Multi-Granularity Interaction for Multi-Person 3D Motion Prediction
Chenchen Liu,Yadong Mu
DOI: https://doi.org/10.1109/tcsvt.2023.3298755
IF: 5.859
2023-01-01
IEEE Transactions on Circuits and Systems for Video Technology
Abstract:Multi-person 3D motion prediction is an emerging task that involves predicting the future 3D motion of multiple individuals based on current observations. In contrast to motion prediction for a single person, this task requires a strong emphasis on learning the interacting dynamics among multiple individuals. Broadly speaking, current methods can be categorized into two groups: The first group involves the straight-forward adaptation of models originally developed for single-person scenarios to multi-person scenarios, which is evidently suboptimal. The second group focuses on utilizing off-the-shelf tools like graph convolutional networks to model interactions. While this approach has shown improved results, the interactions primarily consider entire human identities rather than finer details. This motivates the introduction of our novel solution to address this limitation and enhance the task’s performance. In this work, we strive to craft a novel framework that can effectively address two key issues ignored in previous works, namely the multi-granularity interaction and time-varying inter-person dynamics. In implementation in accord with above aims, the proposed model has mainly comprised two modules: a person-level interaction module and a part-level interaction module.
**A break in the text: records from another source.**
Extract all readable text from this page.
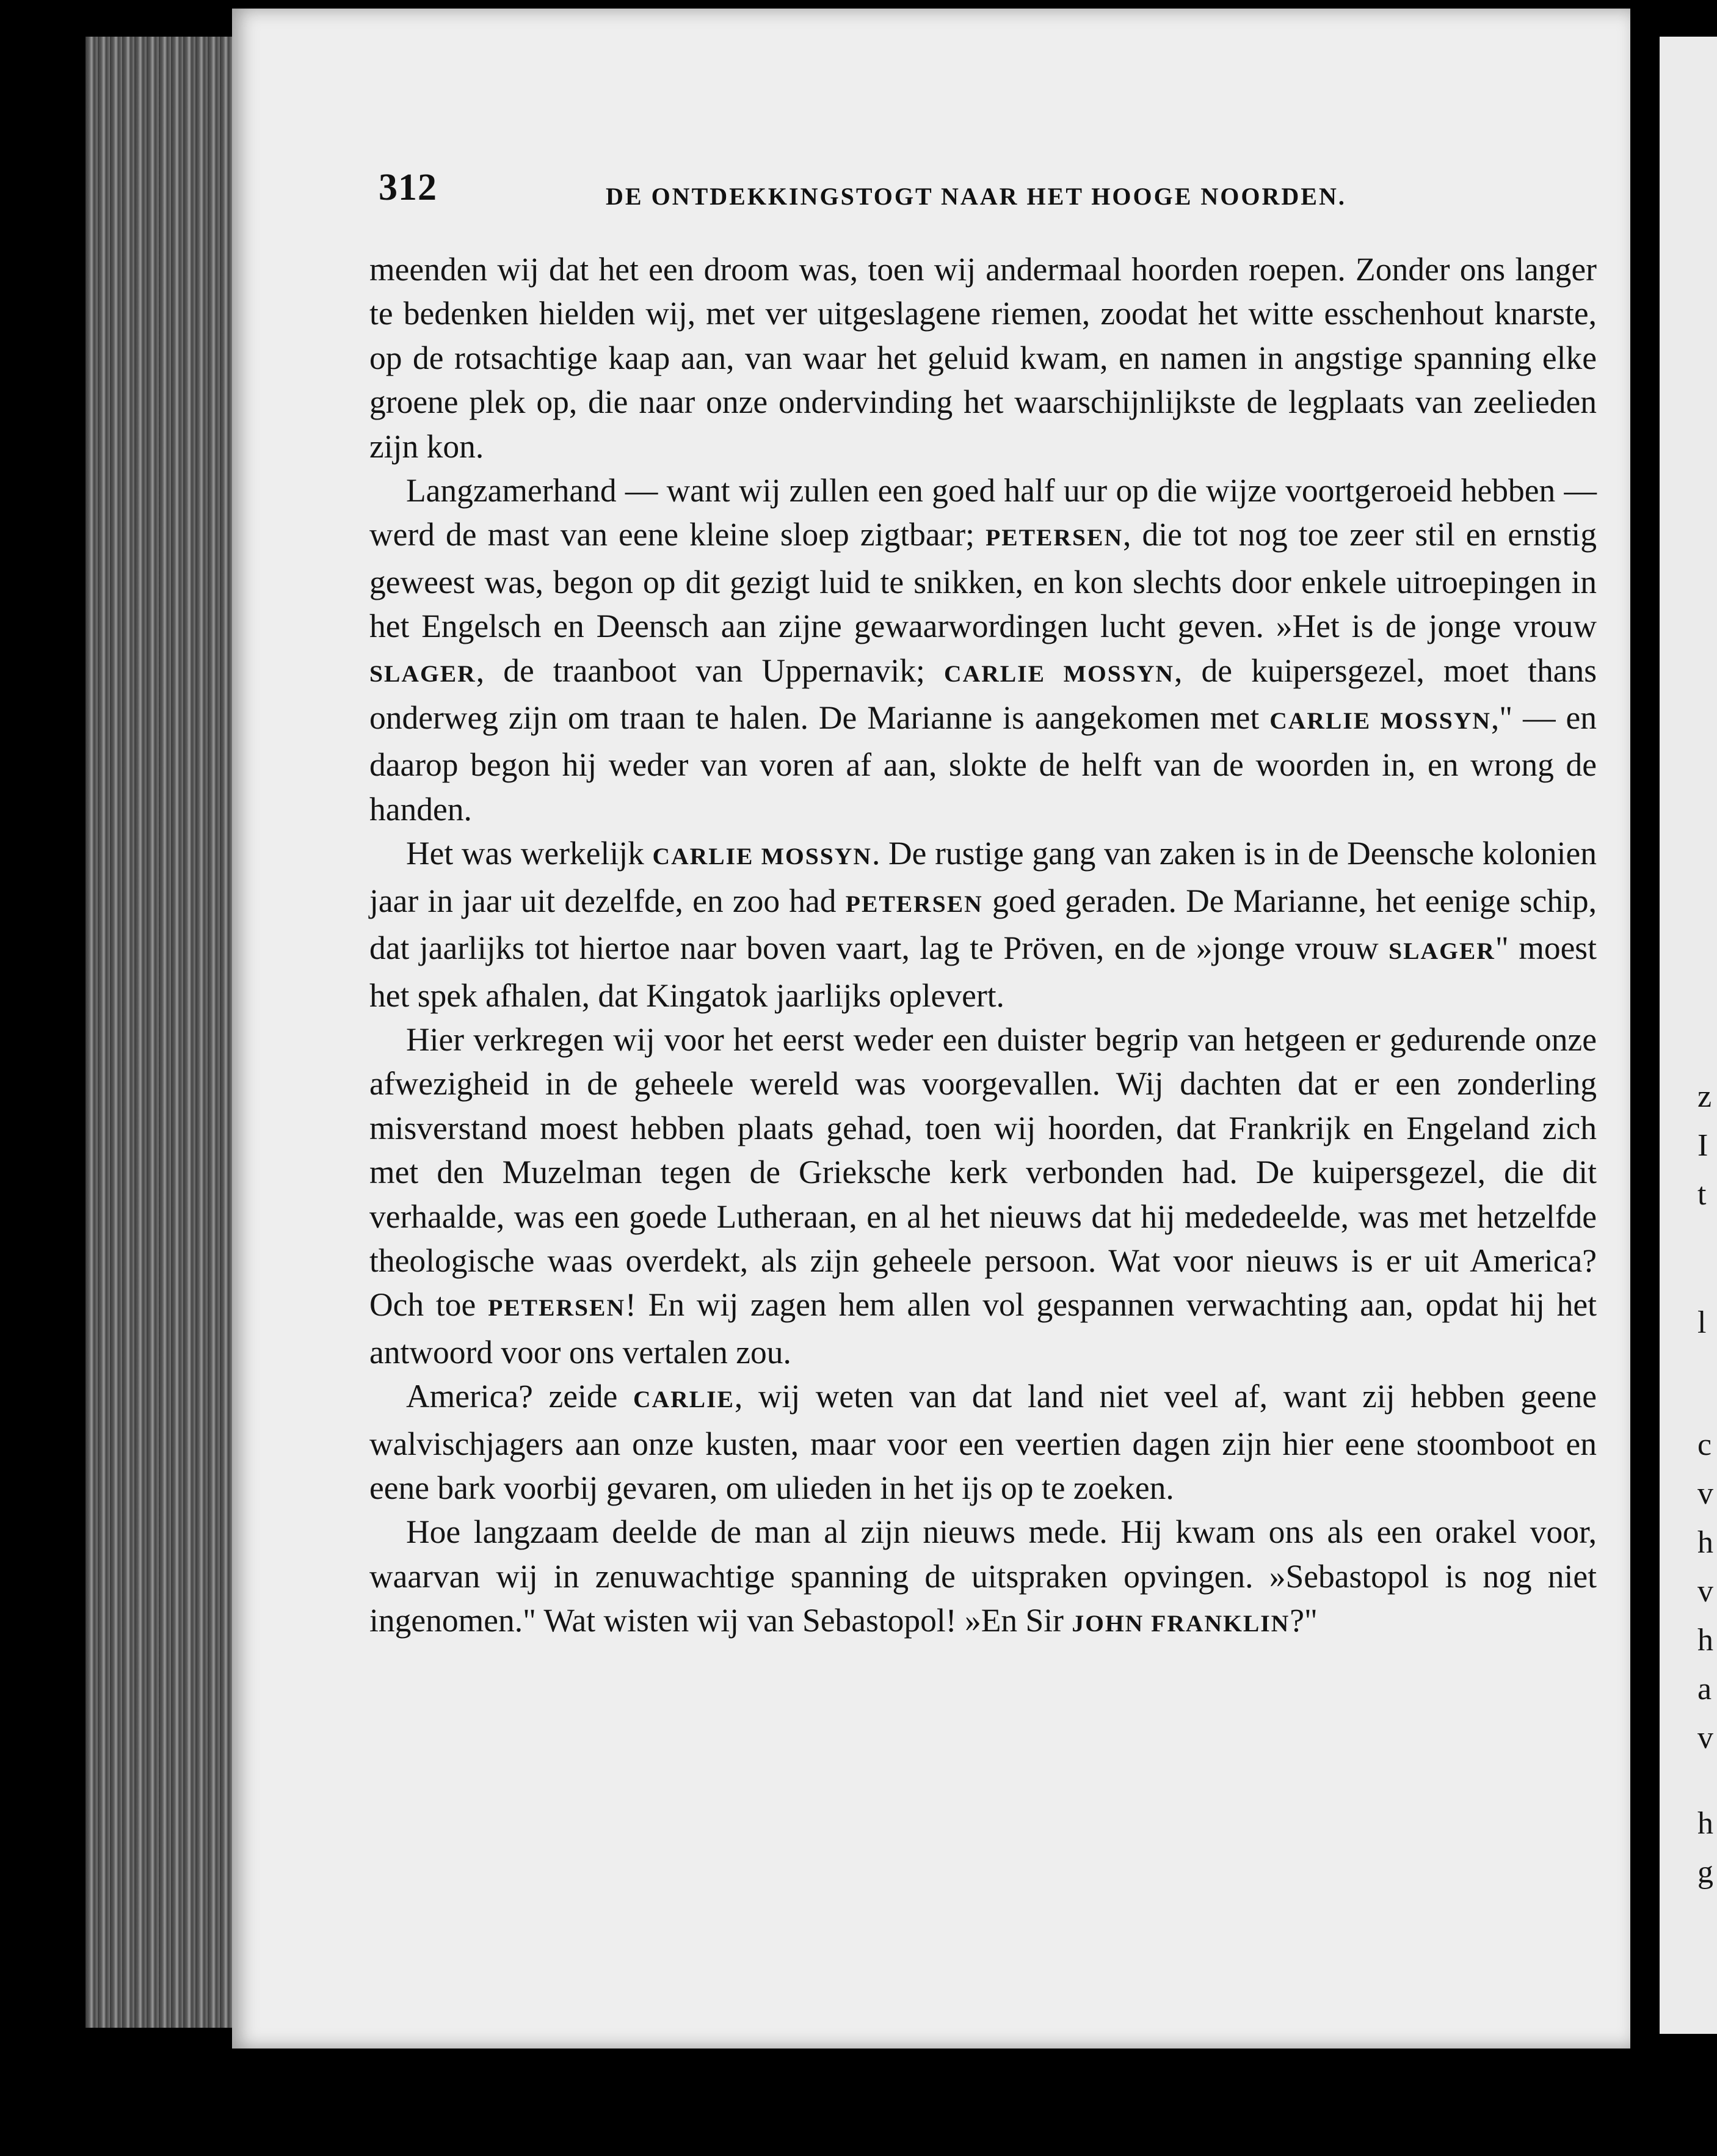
z
I
t
l
c
v
h
v
h
a
v
h
g
312	DE ONTDEKKINGSTOGT NAAR HET HOOGE NOORDEN.

meenden wij dat het een droom was, toen wij andermaal hoorden roepen. Zonder ons langer te bedenken hielden wij, met ver uitgeslagene riemen, zoodat het witte esschenhout knarste, op de rotsachtige kaap aan, van waar het geluid kwam, en namen in angstige spanning elke groene plek op, die naar onze ondervinding het waarschijnlijkste de legplaats van zeelieden zijn kon.

Langzamerhand — want wij zullen een goed half uur op die wijze voortgeroeid hebben — werd de mast van eene kleine sloep zigtbaar; PETERSEN, die tot nog toe zeer stil en ernstig geweest was, begon op dit gezigt luid te snikken, en kon slechts door enkele uitroepingen in het Engelsch en Deensch aan zijne gewaarwordingen lucht geven. »Het is de jonge vrouw SLAGER, de traanboot van Uppernavik; CARLIE MOSSYN, de kuipersgezel, moet thans onderweg zijn om traan te halen. De Marianne is aangekomen met CARLIE MOSSYN," — en daarop begon hij weder van voren af aan, slokte de helft van de woorden in, en wrong de handen.

Het was werkelijk CARLIE MOSSYN. De rustige gang van zaken is in de Deensche kolonien jaar in jaar uit dezelfde, en zoo had PETERSEN goed geraden. De Marianne, het eenige schip, dat jaarlijks tot hiertoe naar boven vaart, lag te Pröven, en de »jonge vrouw SLAGER" moest het spek afhalen, dat Kingatok jaarlijks oplevert.

Hier verkregen wij voor het eerst weder een duister begrip van hetgeen er gedurende onze afwezigheid in de geheele wereld was voorgevallen. Wij dachten dat er een zonderling misverstand moest hebben plaats gehad, toen wij hoorden, dat Frankrijk en Engeland zich met den Muzelman tegen de Grieksche kerk verbonden had. De kuipersgezel, die dit verhaalde, was een goede Lutheraan, en al het nieuws dat hij mededeelde, was met hetzelfde theologische waas overdekt, als zijn geheele persoon. Wat voor nieuws is er uit America? Och toe PETERSEN! En wij zagen hem allen vol gespannen verwachting aan, opdat hij het antwoord voor ons vertalen zou.

America? zeide CARLIE, wij weten van dat land niet veel af, want zij hebben geene walvischjagers aan onze kusten, maar voor een veertien dagen zijn hier eene stoomboot en eene bark voorbij gevaren, om ulieden in het ijs op te zoeken.

Hoe langzaam deelde de man al zijn nieuws mede. Hij kwam ons als een orakel voor, waarvan wij in zenuwachtige spanning de uitspraken opvingen. »Sebastopol is nog niet ingenomen." Wat wisten wij van Sebastopol! »En Sir JOHN FRANKLIN?"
The former is designed to learn the holistic and dynamic interaction among multiple persons in a coarse-grained sense. Critically, we would emphasize that a unique trait of the former module is learning temporal dynamics. For example, it recognizes that two individuals exhibit a strong correlation during handshaking but less correlation after parting ways. The latter part-level interaction module learns the interaction between the body joints of different persons. This module operates at a more fine-grained level, distinguishing it from existing approaches. By aggregating information from both granularities, our model enables accurate motion prediction. To validate the effectiveness of the proposed model, we conducted comprehensive experiments on three benchmark datasets: 3DPW, CMU-Mocap, and MuPoTS-3D. The results of these evaluations unequivocally demonstrate the empirical superiority of our model compared to previous state-of-the-art methods.
engineering, electrical & electronic